2018-2019
Alzheimer’s disease is the health challenge of our generation. The majority of AD cases are late onset and result from the interaction of multiple genetic and nongenetic risk factors, of which the most important is aging. Genetic studies implicate the brain’s resident immune cells, microglia, in the pathogenesis of late-onset AD, while other evidence ties immune mechanisms not only to AD, but also to other neurodegenerative disorders. In fact, more than half the risk genes associated with late-onset AD are selectively expressed in microglia, yet we know shockingly little about their biology or how they contribute to AD pathogenesis. Under normal conditions, microglia actively survey the brain; they are highly sensitive to changes caused by injury, infection or other abnormalities. In this role they can be beneficial by removing toxic proteins and cellular debris, but in disease they also can promote detrimental neuroinflammation leading to inappropriate synapse loss—one of the earliest changes in the AD brain and the strongest correlate of cognitive decline.

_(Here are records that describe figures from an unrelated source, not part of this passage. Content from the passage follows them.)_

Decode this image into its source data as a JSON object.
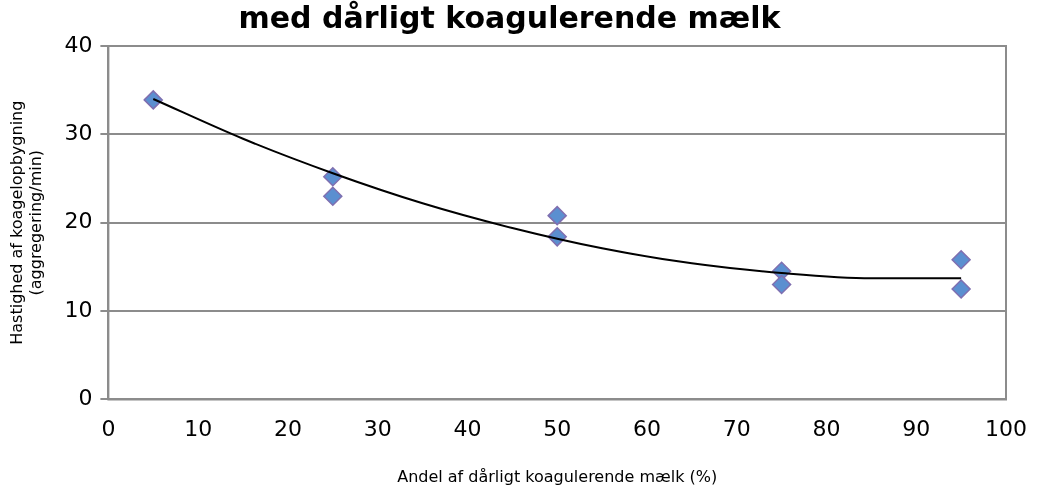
{
  "chart_data": {
    "type": "scatter",
    "title": "med dårligt koagulerende mælk",
    "xlabel": "Andel af dårligt koagulerende mælk (%)",
    "ylabel": "Hastighed af koagelopbygning\n(aggregering/min)",
    "x": [
      5,
      25,
      25,
      50,
      50,
      75,
      75,
      95,
      95
    ],
    "series": [
      {
        "color": "#5b8fd0",
        "values": [
          33.9,
          25.2,
          23.0,
          20.8,
          18.4,
          14.5,
          13.0,
          15.8,
          12.5
        ]
      },
      {
        "type": "line",
        "color": "#000000",
        "marker": "none",
        "x": [
          5,
          15,
          25,
          35,
          45,
          55,
          65,
          75,
          85,
          95
        ],
        "values": [
          34.0,
          29.5,
          25.6,
          22.2,
          19.4,
          17.1,
          15.4,
          14.3,
          13.7,
          13.7
        ]
      }
    ],
    "xlim": [
      0,
      100
    ],
    "xticks": [
      0,
      10,
      20,
      30,
      40,
      50,
      60,
      70,
      80,
      90,
      100
    ],
    "ylim": [
      0,
      40
    ],
    "yticks": [
      0,
      10,
      20,
      30,
      40
    ],
    "grid": "y",
    "legend": false,
    "marker": "diamond"
  }
}
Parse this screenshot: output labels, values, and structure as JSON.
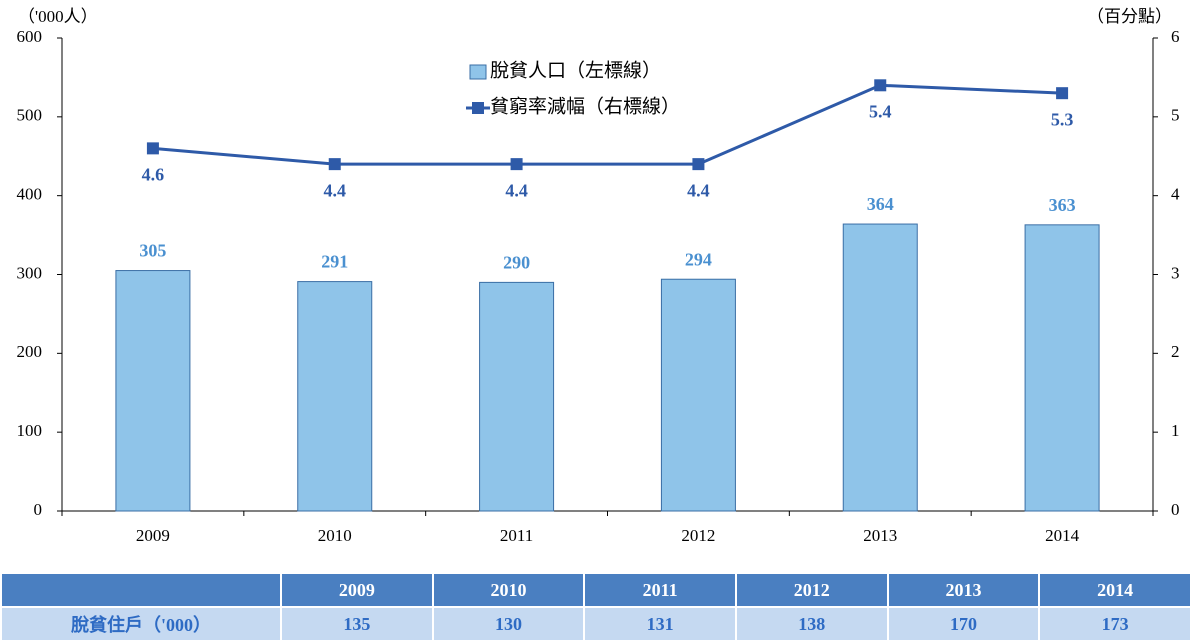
{
  "chart_data": {
    "type": "bar",
    "ylabel": "（'000人）",
    "y2label": "（百分點）",
    "categories": [
      "2009",
      "2010",
      "2011",
      "2012",
      "2013",
      "2014"
    ],
    "series": [
      {
        "name": "脫貧人口（左標線）",
        "type": "bar",
        "color": "#8fc4e9",
        "label_color": "#4a90d0",
        "values": [
          305,
          291,
          290,
          294,
          364,
          363
        ]
      },
      {
        "name": "貧窮率減幅（右標線）",
        "type": "line",
        "axis": "y2",
        "color": "#2e5aa8",
        "label_color": "#2e5aa8",
        "values": [
          4.6,
          4.4,
          4.4,
          4.4,
          5.4,
          5.3
        ]
      }
    ],
    "ylim": [
      0,
      600
    ],
    "yticks": [
      0,
      100,
      200,
      300,
      400,
      500,
      600
    ],
    "y2lim": [
      0,
      6
    ],
    "y2ticks": [
      0,
      1,
      2,
      3,
      4,
      5,
      6
    ],
    "grid": false
  },
  "table": {
    "rows": [
      {
        "label": "脫貧住戶（'000）",
        "values": [
          135,
          130,
          131,
          138,
          170,
          173
        ]
      }
    ]
  }
}
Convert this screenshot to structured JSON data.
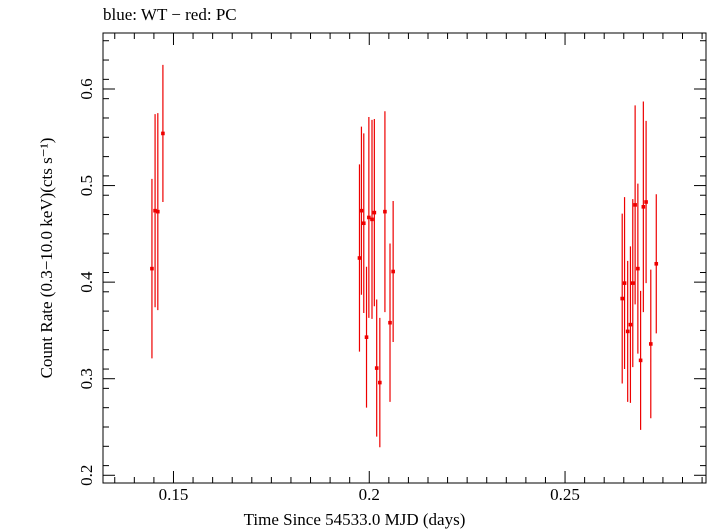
{
  "chart_data": {
    "type": "scatter",
    "title": "blue: WT − red: PC",
    "xlabel": "Time Since 54533.0 MJD (days)",
    "ylabel": "Count Rate (0.3−10.0 keV)(cts s⁻¹)",
    "xlim": [
      0.132,
      0.286
    ],
    "ylim": [
      0.192,
      0.658
    ],
    "x_major_ticks": [
      0.15,
      0.2,
      0.25
    ],
    "x_tick_labels": [
      "0.15",
      "0.2",
      "0.25"
    ],
    "y_major_ticks": [
      0.2,
      0.3,
      0.4,
      0.5,
      0.6
    ],
    "y_tick_labels": [
      "0.2",
      "0.3",
      "0.4",
      "0.5",
      "0.6"
    ],
    "grid": false,
    "series": [
      {
        "name": "PC",
        "color": "#ee0000",
        "points": [
          {
            "x": 0.1445,
            "y": 0.414,
            "err": 0.093
          },
          {
            "x": 0.1453,
            "y": 0.474,
            "err": 0.1
          },
          {
            "x": 0.146,
            "y": 0.473,
            "err": 0.102
          },
          {
            "x": 0.1473,
            "y": 0.554,
            "err": 0.071
          },
          {
            "x": 0.1975,
            "y": 0.425,
            "err": 0.097
          },
          {
            "x": 0.198,
            "y": 0.474,
            "err": 0.087
          },
          {
            "x": 0.1986,
            "y": 0.461,
            "err": 0.093
          },
          {
            "x": 0.1993,
            "y": 0.343,
            "err": 0.073
          },
          {
            "x": 0.1999,
            "y": 0.467,
            "err": 0.104
          },
          {
            "x": 0.2007,
            "y": 0.465,
            "err": 0.103
          },
          {
            "x": 0.2013,
            "y": 0.472,
            "err": 0.097
          },
          {
            "x": 0.2019,
            "y": 0.311,
            "err": 0.071
          },
          {
            "x": 0.2027,
            "y": 0.296,
            "err": 0.067
          },
          {
            "x": 0.204,
            "y": 0.473,
            "err": 0.104
          },
          {
            "x": 0.2053,
            "y": 0.358,
            "err": 0.082
          },
          {
            "x": 0.2061,
            "y": 0.411,
            "err": 0.073
          },
          {
            "x": 0.2646,
            "y": 0.383,
            "err": 0.088
          },
          {
            "x": 0.2652,
            "y": 0.399,
            "err": 0.089
          },
          {
            "x": 0.266,
            "y": 0.349,
            "err": 0.073
          },
          {
            "x": 0.2667,
            "y": 0.356,
            "err": 0.081
          },
          {
            "x": 0.2673,
            "y": 0.399,
            "err": 0.087
          },
          {
            "x": 0.2679,
            "y": 0.48,
            "err": 0.103
          },
          {
            "x": 0.2686,
            "y": 0.414,
            "err": 0.088
          },
          {
            "x": 0.2693,
            "y": 0.319,
            "err": 0.072
          },
          {
            "x": 0.27,
            "y": 0.478,
            "err": 0.109
          },
          {
            "x": 0.2707,
            "y": 0.483,
            "err": 0.084
          },
          {
            "x": 0.2719,
            "y": 0.336,
            "err": 0.077
          },
          {
            "x": 0.2733,
            "y": 0.419,
            "err": 0.072
          }
        ]
      }
    ]
  }
}
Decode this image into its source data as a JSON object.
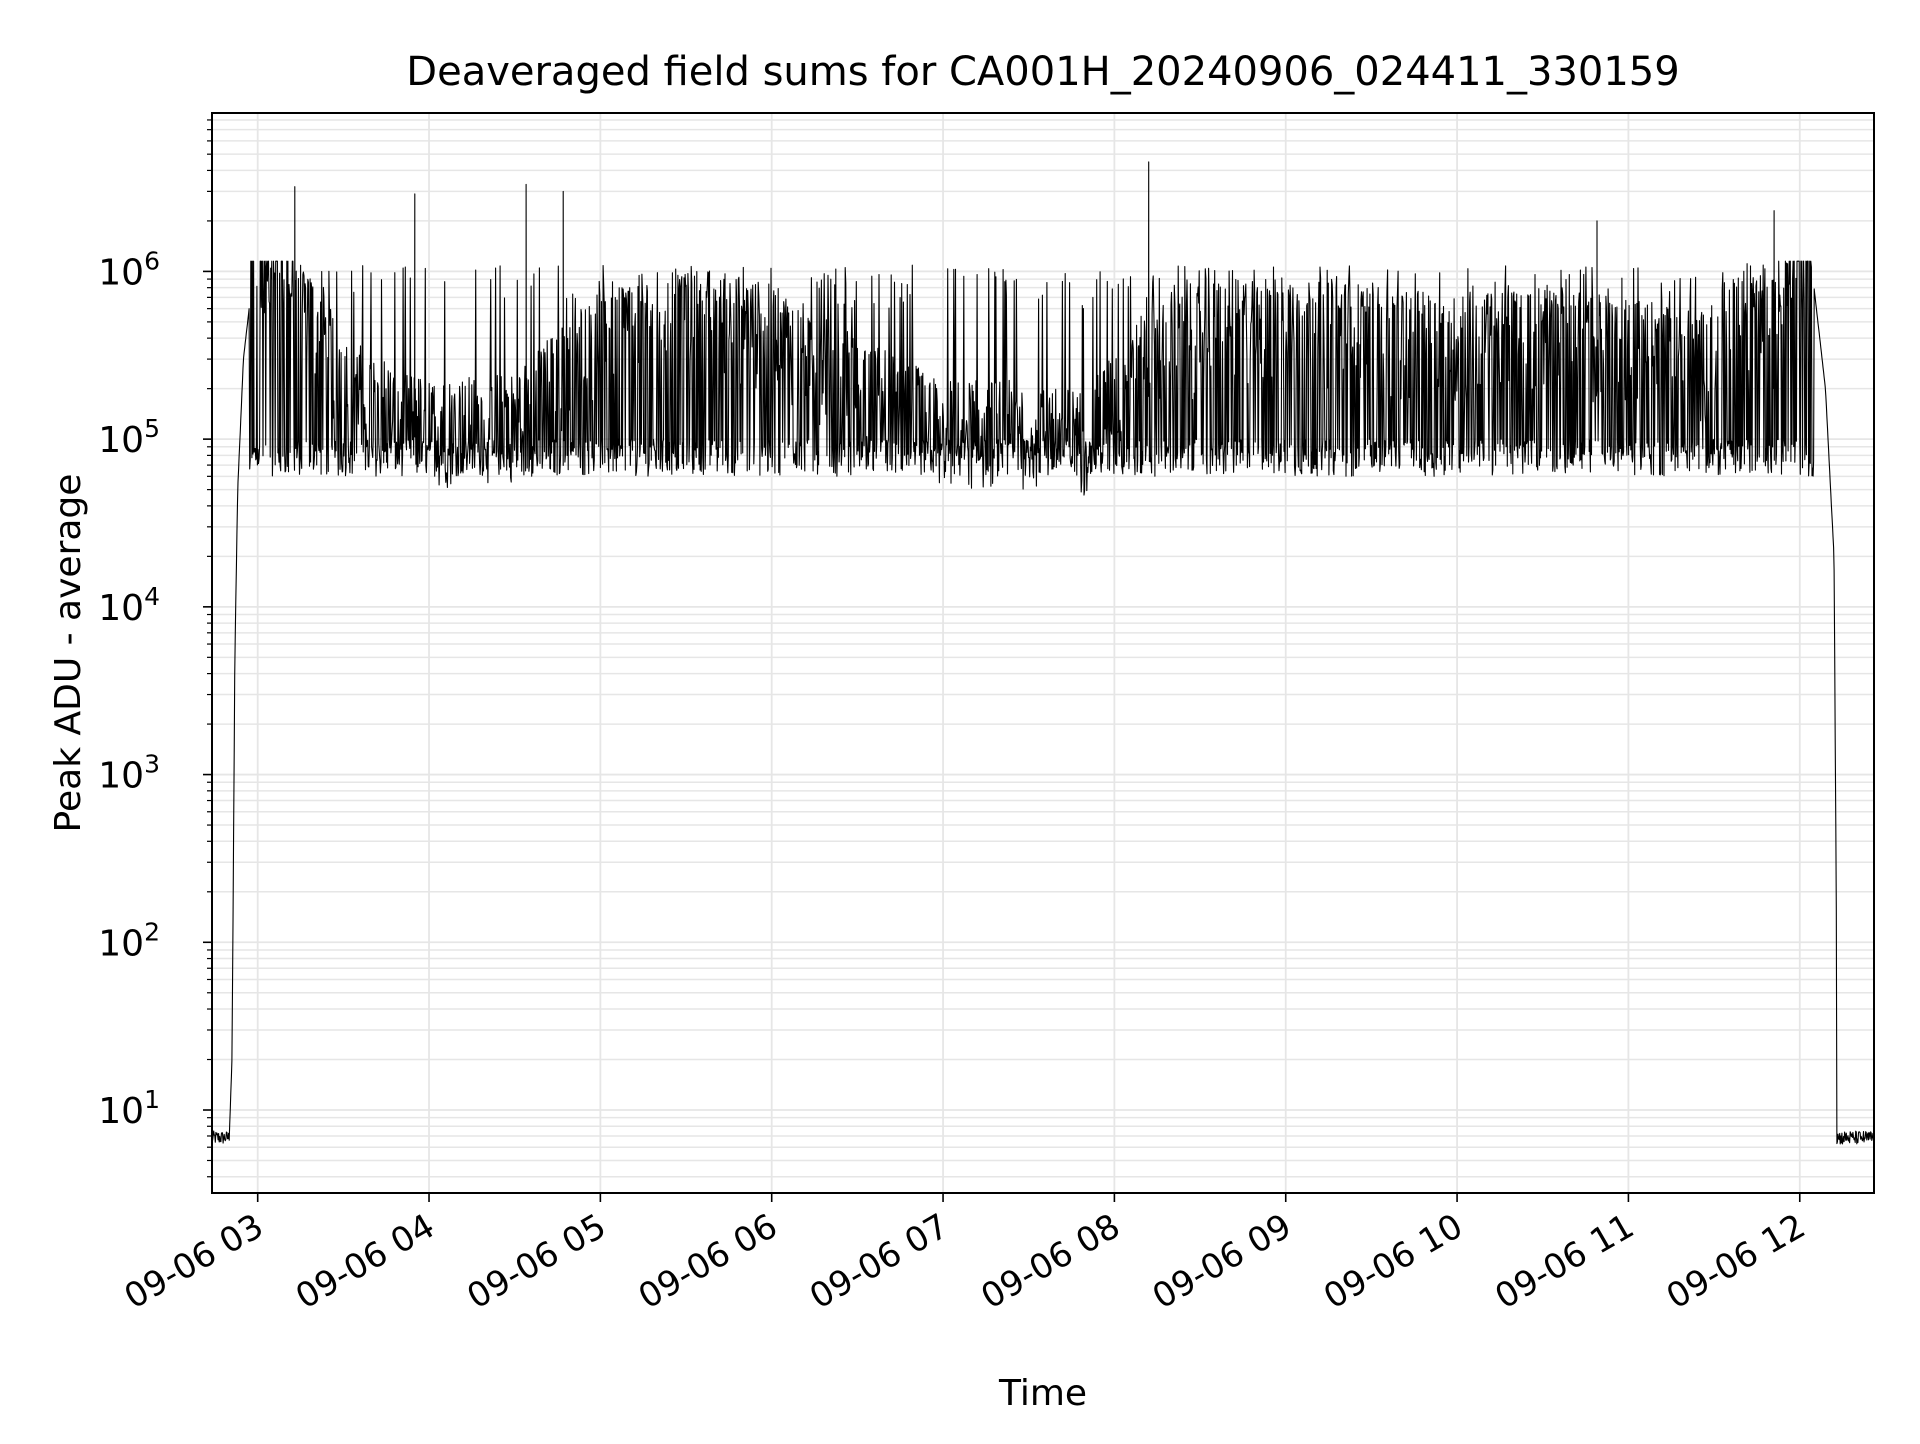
{
  "chart_data": {
    "type": "line",
    "title": "Deaveraged field sums for CA001H_20240906_024411_330159",
    "xlabel": "Time",
    "ylabel": "Peak ADU - average",
    "yscale": "log",
    "ylim": [
      3.2,
      8800000
    ],
    "xlim": [
      "2024-09-06 02:44",
      "2024-09-06 12:26"
    ],
    "grid": true,
    "legend": "none",
    "line_color": "#000000",
    "x_tick_labels": [
      "09-06 03",
      "09-06 04",
      "09-06 05",
      "09-06 06",
      "09-06 07",
      "09-06 08",
      "09-06 09",
      "09-06 10",
      "09-06 11",
      "09-06 12"
    ],
    "y_tick_labels": [
      {
        "base": "10",
        "exp": "1"
      },
      {
        "base": "10",
        "exp": "2"
      },
      {
        "base": "10",
        "exp": "3"
      },
      {
        "base": "10",
        "exp": "4"
      },
      {
        "base": "10",
        "exp": "5"
      },
      {
        "base": "10",
        "exp": "6"
      }
    ],
    "series": [
      {
        "x": [
          "09-06 02:44",
          "09-06 02:50",
          "09-06 02:51",
          "09-06 02:52",
          "09-06 02:53",
          "09-06 02:55",
          "09-06 02:57",
          "09-06 03:00",
          "09-06 03:05",
          "09-06 03:15",
          "09-06 03:30",
          "09-06 04:00",
          "09-06 04:30",
          "09-06 05:00",
          "09-06 05:30",
          "09-06 06:00",
          "09-06 06:30",
          "09-06 07:00",
          "09-06 07:30",
          "09-06 07:50",
          "09-06 08:10",
          "09-06 08:30",
          "09-06 09:00",
          "09-06 09:30",
          "09-06 10:00",
          "09-06 10:30",
          "09-06 11:00",
          "09-06 11:30",
          "09-06 11:45",
          "09-06 12:00",
          "09-06 12:05",
          "09-06 12:09",
          "09-06 12:12",
          "09-06 12:13",
          "09-06 12:14",
          "09-06 12:26"
        ],
        "y": [
          6.5,
          6.5,
          20,
          5000,
          50000,
          300000,
          600000,
          1000000,
          800000,
          500000,
          150000,
          80000,
          90000,
          300000,
          400000,
          300000,
          150000,
          80000,
          80000,
          70000,
          200000,
          300000,
          350000,
          300000,
          250000,
          300000,
          250000,
          200000,
          500000,
          1000000,
          800000,
          200000,
          20000,
          50,
          6.5,
          6.5
        ]
      }
    ],
    "notable_peaks": [
      {
        "x": "09-06 03:13",
        "y": 3200000
      },
      {
        "x": "09-06 04:34",
        "y": 3300000
      },
      {
        "x": "09-06 04:47",
        "y": 3000000
      },
      {
        "x": "09-06 03:55",
        "y": 2900000
      },
      {
        "x": "09-06 08:12",
        "y": 4500000
      },
      {
        "x": "09-06 10:49",
        "y": 2000000
      },
      {
        "x": "09-06 11:51",
        "y": 2300000
      }
    ]
  }
}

Given the complexity and diversity of microglia in health and disease, there is a critical need for biomarkers that distinguish “beneficial” from “detrimental” microglial states over the course of AD. For the first time, it is possible to isolate individual cells from banked post-mortem brains, and analyze changes in gene expression and cell state at single cell resolution. Using these and other emerging technologies, we will help build the first comprehensive map of immune and neural cell state changes in AD and normal aging. We will examine the microglial response in the human AD brain at the single cell level, and ask how microglia transcriptional changes relate to other neural cells (neurons, astrocytes) in vulnerable brain regions. In parallel, we will profile the glial response in an established mouse model of AD and test whether inhibition of the classical complement cascade, a pathway that mediates synaptic loss and glial activation, ameliorates pathogenic inflammation and neuropathology. Results from these studies will further our knowledge of the neuroinflammatory response in AD and may lead to the identification of new biomarkers and therapeutic targets or pathways.